Google just about manages to avoid another massive fine

The High Court in the UK has quashed an attempted class-action lawsuit against Google for the illegal collection of iPhone user’s data during 2011-2012.

The case, which was first heard in May, was brought forward by a group called ‘Google You Owe Us’, headed up by Richard Lloyd, a former Executive Director at Which. Lloyd believes in acting illegally, Google should financially compensate the iPhone users who were affected. The number of affected users has been estimated at 4.4 million, meaning Google would have been liable for damages between £1 and £3 billion. As it stands, the class-action suit can no longer proceed as it would be impossible to accurately calculate the number of iPhone users who have been impacted sufficiently.

Google, which has already admitted to wrong-doing, used a practise now known as the ‘Safari Workaround’ to obtain sensitive information without obtaining permission from the user. As a data controller in this instance, Google has breached its responsibilities under the Data Protection Act, though this case is not to punish illegal activity, but to seek compensation for users as a result of the illegal activity.

For those who are familiar with legal jargon, Justice Mark Warby concluded:

“In my judgment the facts alleged in the Particulars of Claim do not support the contention that the Representative Claimant or any of those whom he represents have suffered ‘damage’ within the meaning of DPA s 13. If that was wrong, the Court would inevitably refuse to allow the  claim to continue as a representative action because members of the Class do not have the ‘same interest’ within the meaning of CPR 19.6(1) and/or it is impossible reliably to ascertain the members of the represented Class.”

Section 13 of the Data Protection Act states individuals who suffer ‘damage’ by reason of any contravention by a data controller (in this case, Google) are entitled to compensation. Civil Procedure Rules (CPR) section 19.6(1) states each individual in the class would have to have the same ‘damage’, though as there has been only one case brought forward in the last six years, the damage cannot be logically concluded or attributed.

The case was brought to the courts in 2017. Lloyd claims Google profited from illegally collecting and processing information on iPhone users, which was then used in the ‘DoubleClick’ advertising business to create a hyper-targeted advertising service.

In the simplest of terms, Google managed to find a way of collecting information about users without going through the accepted opt-in route. Google wrote code which bypassed the opt-in on the Safari browser, and placed a third-party cookie onto the iPhones. This practise, known now as the ‘Safari Workaround’, essentially allowed Google to track iPhone users, collecting information without seeking the appropriate opt-in.

Through the collection of sensitive information including race, social class, location data and interests, Google was able to build a detailed profile of individuals and organize the users into categories such as ‘football fans’. This categorization is critical to advertisers, who want to make sure ROI is as high as possible for every pound spent.
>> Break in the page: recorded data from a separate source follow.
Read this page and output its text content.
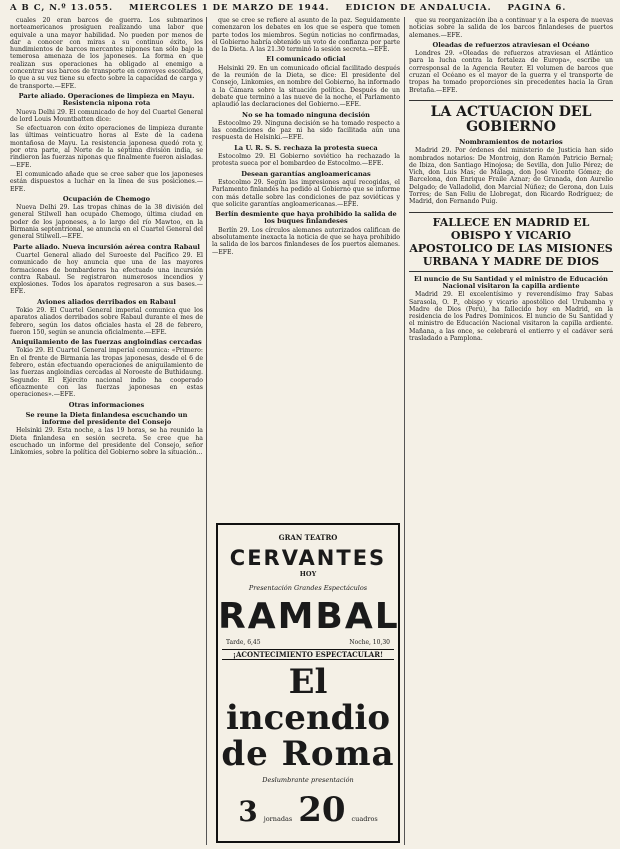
A B C, N.º 13.055. MIERCOLES 1 DE MARZO DE 1944. EDICION DE ANDALUCIA. PAGINA 6.

cuales 20 eran barcos de guerra. Los submarinos norteamericanos prosiguen realizando una labor que equivale a una mayor habilidad. No pueden por menos de dar a conocer con miras a su continuo éxito, los hundimientos de barcos mercantes nipones tan sólo bajo la temerosa amenaza de los japoneses. La forma en que realizan sus operaciones ha obligado al enemigo a concentrar sus barcos de transporte en convoyes escoltados, lo que a su vez tiene su efecto sobre la capacidad de carga y de transporte.—EFE.

Parte aliado. Operaciones de limpieza en Mayu. Resistencia nipona rota

Nueva Delhi 29. El comunicado de hoy del Cuartel General de lord Louis Mountbatten dice:

Se efectuaron con éxito operaciones de limpieza durante las últimas veinticuatro horas al Este de la cadena montañosa de Mayu. La resistencia japonesa quedó rota y, por otra parte, al Norte de la séptima división india, se rindieron las fuerzas niponas que finalmente fueron aisladas.—EFE.

El comunicado añade que se cree saber que los japoneses están dispuestos a luchar en la línea de sus posiciones.—EFE.

Ocupación de Chemogo

Nueva Delhi 29. Las tropas chinas de la 38 división del general Stilwell han ocupado Chemogo, última ciudad en poder de los japoneses, a lo largo del río Mawtoo, en la Birmania septentrional, se anuncia en el Cuartel General del general Stilwell.—EFE.

Parte aliado. Nueva incursión aérea contra Rabaul

Cuartel General aliado del Suroeste del Pacífico 29. El comunicado de hoy anuncia que una de las mayores formaciones de bombarderos ha efectuado una incursión contra Rabaul. Se registraron numerosos incendios y explosiones. Todos los aparatos regresaron a sus bases.—EFE.

Aviones aliados derribados en Rabaul

Tokio 29. El Cuartel General imperial comunica que los aparatos aliados derribados sobre Rabaul durante el mes de febrero, según los datos oficiales hasta el 28 de febrero, fueron 150, según se anuncia oficialmente.—EFE.

Aniquilamiento de las fuerzas angloindias cercadas

Tokio 29. El Cuartel General imperial comunica: «Primero: En el frente de Birmania las tropas japonesas, desde el 6 de febrero, están efectuando operaciones de aniquilamiento de las fuerzas angloindias cercadas al Noroeste de Buthidaung. Segundo: El Ejército nacional indio ha cooperado eficazmente con las fuerzas japonesas en estas operaciones».—EFE.

Otras informaciones
Se reune la Dieta finlandesa escuchando un informe del presidente del Consejo

Helsinki 29. Esta noche, a las 19 horas, se ha reunido la Dieta finlandesa en sesión secreta. Se cree que ha escuchado un informe del presidente del Consejo, señor Linkomies, sobre la política del Gobierno sobre la situación...

que se cree se refiere al asunto de la paz. Seguidamente comenzaron los debates en los que se espera que tomen parte todos los miembros. Según noticias no confirmadas, el Gobierno habría obtenido un voto de confianza por parte de la Dieta. A las 21.30 terminó la sesión secreta.—EFE.

El comunicado oficial

Helsinki 29. En un comunicado oficial facilitado después de la reunión de la Dieta, se dice: El presidente del Consejo, Linkomies, en nombre del Gobierno, ha informado a la Cámara sobre la situación política. Después de un debate que terminó a las nueve de la noche, el Parlamento aplaudió las declaraciones del Gobierno.—EFE.

No se ha tomado ninguna decisión

Estocolmo 29. Ninguna decisión se ha tomado respecto a las condiciones de paz ni ha sido facilitada aún una respuesta de Helsinki.—EFE.

La U. R. S. S. rechaza la protesta sueca

Estocolmo 29. El Gobierno soviético ha rechazado la protesta sueca por el bombardeo de Estocolmo.—EFE.

Desean garantías angloamericanas

Estocolmo 29. Según las impresiones aquí recogidas, el Parlamento finlandés ha pedido al Gobierno que se informe con más detalle sobre las condiciones de paz soviéticas y que solicite garantías angloamericanas.—EFE.

Berlín desmiente que haya prohibido la salida de los buques finlandeses

Berlín 29. Los círculos alemanes autorizados califican de absolutamente inexacta la noticia de que se haya prohibido la salida de los barcos finlandeses de los puertos alemanes.—EFE.

GRAN TEATRO
CERVANTES
HOY
Presentación Grandes Espectáculos
RAMBAL
Tarde, 6,45	Noche, 10,30
¡ACONTECIMIENTO ESPECTACULAR!
El incendio
de Roma
Deslumbrante presentación
3 jornadas 20 cuadros

que su reorganización iba a continuar y a la espera de nuevas noticias sobre la salida de los barcos finlandeses de puertos alemanes.—EFE.

Oleadas de refuerzos atraviesan el Océano

Londres 29. «Oleadas de refuerzos atraviesan el Atlántico para la lucha contra la fortaleza de Europa», escribe un corresponsal de la Agencia Reuter. El volumen de barcos que cruzan el Océano es el mayor de la guerra y el transporte de tropas ha tomado proporciones sin precedentes hacia la Gran Bretaña.—EFE.

LA ACTUACION DEL GOBIERNO
Nombramientos de notarios

Madrid 29. Por órdenes del ministerio de Justicia han sido nombrados notarios: De Montroig, don Ramón Patricio Bernal; de Ibiza, don Santiago Hinojosa; de Sevilla, don Julio Pérez; de Vich, don Luis Mas; de Málaga, don José Vicente Gómez; de Barcelona, don Enrique Fraile Aznar; de Granada, don Aurelio Delgado; de Valladolid, don Marcial Núñez; de Gerona, don Luis Torres; de San Feliu de Llobregat, don Ricardo Rodríguez; de Madrid, don Fernando Puig.

FALLECE EN MADRID EL OBISPO Y VICARIO APOSTOLICO DE LAS MISIONES URBANA Y MADRE DE DIOS
El nuncio de Su Santidad y el ministro de Educación Nacional visitaron la capilla ardiente

Madrid 29. El excelentísimo y reverendísimo fray Sabas Sarasola, O. P., obispo y vicario apostólico del Urubamba y Madre de Dios (Perú), ha fallecido hoy en Madrid, en la residencia de los Padres Dominicos. El nuncio de Su Santidad y el ministro de Educación Nacional visitaron la capilla ardiente. Mañana, a las once, se celebrará el entierro y el cadáver será trasladado a Pamplona.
At the time of the incident, 2011-12, such hyper-targeted would have been a relatively new concept, with Google pushing the boundaries of what would be considered acceptable.

Google has already admitted to wrong-doing, and has been punished by the relevant authorities in the US, paying out multi-million sums. In the UK, such investigations would fall into the jurisdiction of the Information Commissioner’s Office, though it has not taken any action to date. What is worth noting is that this ruling against Lloyd should not restrict any action from the ICO, as it is related to class-action suits against Google compensating victims of the wrong-doing, not the wrong-doing itself. It’s a nuance, but worth noting, as the ICO could in theory take action.
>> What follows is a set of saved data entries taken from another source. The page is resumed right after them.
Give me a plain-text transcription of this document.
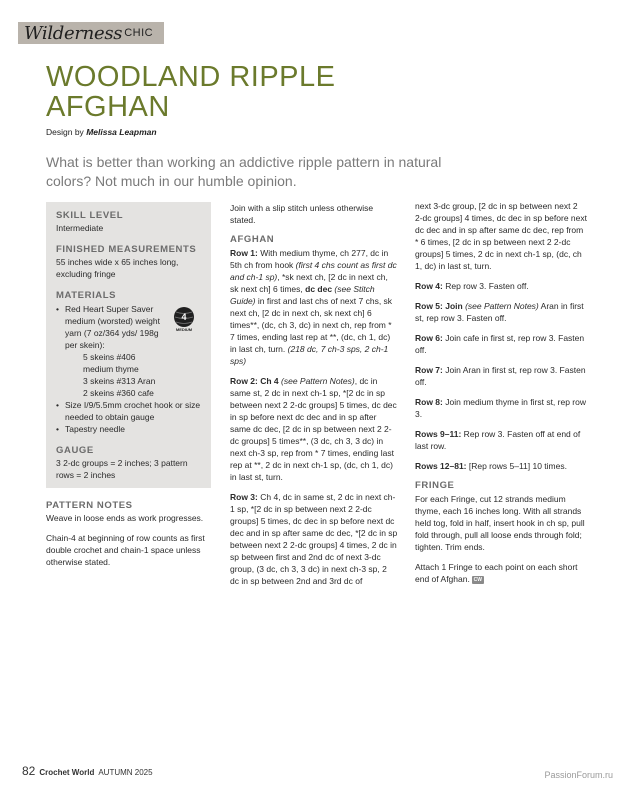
Wilderness CHIC
WOODLAND RIPPLE
AFGHAN
Design by Melissa Leapman
What is better than working an addictive ripple pattern in natural colors? Not much in our humble opinion.

SKILL LEVEL

Intermediate

FINISHED MEASUREMENTS

55 inches wide x 65 inches long, excluding fringe

MATERIALS

• Red Heart Super Saver medium (worsted) weight yarn (7 oz/364 yds/ 198g per skein):
5 skeins #406 medium thyme
3 skeins #313 Aran
2 skeins #360 cafe
• Size I/9/5.5mm crochet hook or size needed to obtain gauge
• Tapestry needle

GAUGE

3 2-dc groups = 2 inches; 3 pattern rows = 2 inches

4
MEDIUM

PATTERN NOTES

Weave in loose ends as work progresses.

Chain-4 at beginning of row counts as first double crochet and chain-1 space unless otherwise stated.

Join with a slip stitch unless otherwise stated.

AFGHAN

Row 1: With medium thyme, ch 277, dc in 5th ch from hook (first 4 chs count as first dc and ch-1 sp), *sk next ch, [2 dc in next ch, sk next ch] 6 times, dc dec (see Stitch Guide) in first and last chs of next 7 chs, sk next ch, [2 dc in next ch, sk next ch] 6 times**, (dc, ch 3, dc) in next ch, rep from * 7 times, ending last rep at **, (dc, ch 1, dc) in last ch, turn. (218 dc, 7 ch-3 sps, 2 ch-1 sps)

Row 2: Ch 4 (see Pattern Notes), dc in same st, 2 dc in next ch-1 sp, *[2 dc in sp between next 2 2-dc groups] 5 times, dc dec in sp before next dc dec and in sp after same dc dec, [2 dc in sp between next 2 2-dc groups] 5 times**, (3 dc, ch 3, 3 dc) in next ch-3 sp, rep from * 7 times, ending last rep at **, 2 dc in next ch-1 sp, (dc, ch 1, dc) in last st, turn.

Row 3: Ch 4, dc in same st, 2 dc in next ch-1 sp, *[2 dc in sp between next 2 2-dc groups] 5 times, dc dec in sp before next dc dec and in sp after same dc dec, *[2 dc in sp between next 2 2-dc groups] 4 times, 2 dc in sp between first and 2nd dc of next 3-dc group, (3 dc, ch 3, 3 dc) in next ch-3 sp, 2 dc in sp between 2nd and 3rd dc of

next 3-dc group, [2 dc in sp between next 2 2-dc groups] 4 times, dc dec in sp before next dc dec and in sp after same dc dec, rep from * 6 times, [2 dc in sp between next 2 2-dc groups] 5 times, 2 dc in next ch-1 sp, (dc, ch 1, dc) in last st, turn.

Row 4: Rep row 3. Fasten off.

Row 5: Join (see Pattern Notes) Aran in first st, rep row 3. Fasten off.

Row 6: Join cafe in first st, rep row 3. Fasten off.

Row 7: Join Aran in first st, rep row 3. Fasten off.

Row 8: Join medium thyme in first st, rep row 3.

Rows 9–11: Rep row 3. Fasten off at end of last row.

Rows 12–81: [Rep rows 5–11] 10 times.

FRINGE

For each Fringe, cut 12 strands medium thyme, each 16 inches long. With all strands held tog, fold in half, insert hook in ch sp, pull fold through, pull all loose ends through fold; tighten. Trim ends.

Attach 1 Fringe to each point on each short end of Afghan. CW

82 Crochet World AUTUMN 2025	PassionForum.ru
For Google, this ruling will certainly come as a relief. Not only does it save the accountants from having to sign another multi-billion pound cheque, but it sets precedent. In stating it would not be possible for Lloyd to understand and identify the ‘damage’ done to each of the individual users, Justice Warby has made it more difficult for consumer groups to organize class action suits against major organizations.

The ripples of this ruling go further than the technology world. Consumer groups throughout the UK would have been watching this saga with interest; the ruling would have set precedent as to whether class-action suits are a realistic possibility in the UK. Justice Warby has not ruled out class-action suits, though he has simply stated Lloyd was not able to attribute an appropriate amount to the ‘damage’ column. More work on the foundations will be needed on the future for such class-actions suits to progress in the future.